# KU or Prime Reading?



## Yvonne473 (Jun 9, 2012)

I've been trying to research this and I'm kind of confused.  I bought a KU subscription when it was on sale during the Prime sale over the summer.  However, now I see the Prime Reading program.  My KU expires in February.  Is it worth me continuing when I'm a prime member and can borrow books through Prime Reading?  Plus, I do have my regular library that lets me borrow books for nothing.  I'm considering dropping KU in February.


----------



## The Hooded Claw (Oct 12, 2009)

I don't think that they give you any special deal that you lose if there is a gap in your KU subscription, right? Sounds like it is worth going without KU for a month and seeing if you miss it. I haven't tried it yet, but there are some changes to the reading part of Prime that may make KU less attractive aLao.


----------



## Yvonne473 (Jun 9, 2012)

It sounds like it's uncertain if we will get all the same books with Prime Reading.  Since I have until February to renew KU, it should give me time to explore and see if the books are pretty much the same.


----------



## smashthegamestate (Jul 31, 2016)

KU has been going downhill. I say this as a KU author.


----------



## Ann in Arlington (Oct 27, 2008)

Yvonne473 said:


> I've been trying to research this and I'm kind of confused. I bought a KU subscription when it was on sale during the Prime sale over the summer. However, now I see the Prime Reading program. My KU expires in February. Is it worth me continuing when I'm a prime member and can borrow books through Prime Reading? Plus, I do have my regular library that lets me borrow books for nothing. I'm considering dropping KU in February.


KU has a much larger selection -- well over a million titles.

Prime Reading has a smaller set -- just over a thousand, which includes magazines.

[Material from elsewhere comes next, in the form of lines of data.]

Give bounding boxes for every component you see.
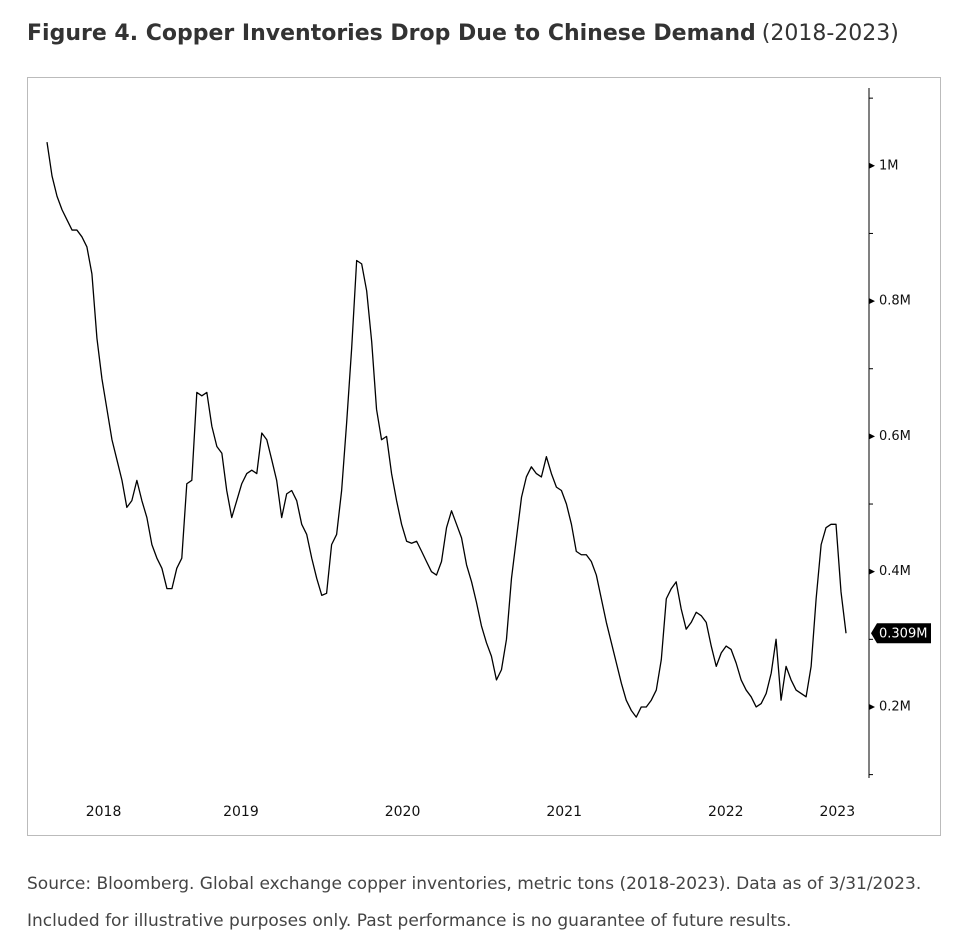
y-tick	[869, 433, 875, 440]
x-tick-label: 2020	[385, 804, 421, 820]
last-value-label: 0.309M	[879, 627, 927, 642]
last-value-box	[871, 623, 931, 644]
chart-title-line: Figure 4. Copper Inventories Drop Due to…	[27, 21, 899, 46]
x-tick-label: 2023	[819, 804, 855, 820]
y-tick	[869, 568, 875, 575]
y-tick-label: 1M	[879, 158, 899, 173]
y-tick	[869, 298, 875, 305]
y-tick-label: 0.8M	[879, 294, 911, 309]
source-note: Source: Bloomberg. Global exchange coppe…	[27, 874, 921, 894]
y-tick-label: 0.6M	[879, 429, 911, 444]
disclaimer: Included for illustrative purposes only.…	[27, 911, 791, 931]
y-tick-label: 0.4M	[879, 564, 911, 579]
y-tick	[869, 162, 875, 169]
chart-frame	[27, 77, 941, 836]
x-tick-label: 2021	[546, 804, 582, 820]
y-tick-label: 0.2M	[879, 699, 911, 714]
chart-title: Figure 4. Copper Inventories Drop Due to…	[27, 21, 756, 46]
y-tick	[869, 703, 875, 710]
data-line	[46, 142, 847, 718]
x-tick-label: 2019	[223, 804, 259, 820]
chart-subtitle: (2018-2023)	[762, 21, 899, 46]
x-tick-label: 2018	[86, 804, 122, 820]
x-tick-label: 2022	[708, 804, 744, 820]
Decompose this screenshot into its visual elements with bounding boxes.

It's a subset of KU titles; curated as authors were, apparently, invited to have their books included. As such, though the genres may or may not appeal, you won't have to wade through scammy books and other flotsam and jetsam.

I _think_ KOLL may still be around. So even with prime reading, you'd still be able to choose one a month from the broader KOLL -- which overlaps at least 90% with the KU catalog, best as I can tell.

If you mostly read mainstream, the libraries will probably eventually have them for you.

My KU subscription expires in December and I hadn't intended to renew even before this announcement. It has reinforced that decision for me.


----------



## Yvonne473 (Jun 9, 2012)

Ann in Arlington said:


> KU has a much larger selection -- well over a million titles.
> 
> Prime Reading has a smaller set -- just over a thousand, which includes magazines. It's a subset of KU titles; curated as authors were, apparently, invited to have their books included. As such, though the genres may or may not appeal, you won't have to wade through scammy books and other flotsam and jetsam.
> 
> ...


I had been debating back and forth whether to continue with KU before this announcement, too. I'm kind of feeling as you do and - unless something changes - I'll be ending it when my subscription ends. If KOLL is still around, then I don't really need KU anyway.


----------



## The Hooded Claw (Oct 12, 2009)

Ann in Arlington said:


> I _think_ KOLL may still be around. So even with prime reading, you'd still be able to choose one a month from the broader KOLL -- which overlaps at least 90% with the KU catalog, best as I can tell.


Yep, I borrowed a KOLL book this weekend. Still with us.


----------



## Ann in Arlington (Oct 27, 2008)

The Hooded Claw said:


> Yep, I borrowed a KOLL book this weekend. Still with us.


That's good to know! Because, although you can only get one a month, the catalog is MUCH larger than the Prime Reading catalog.


----------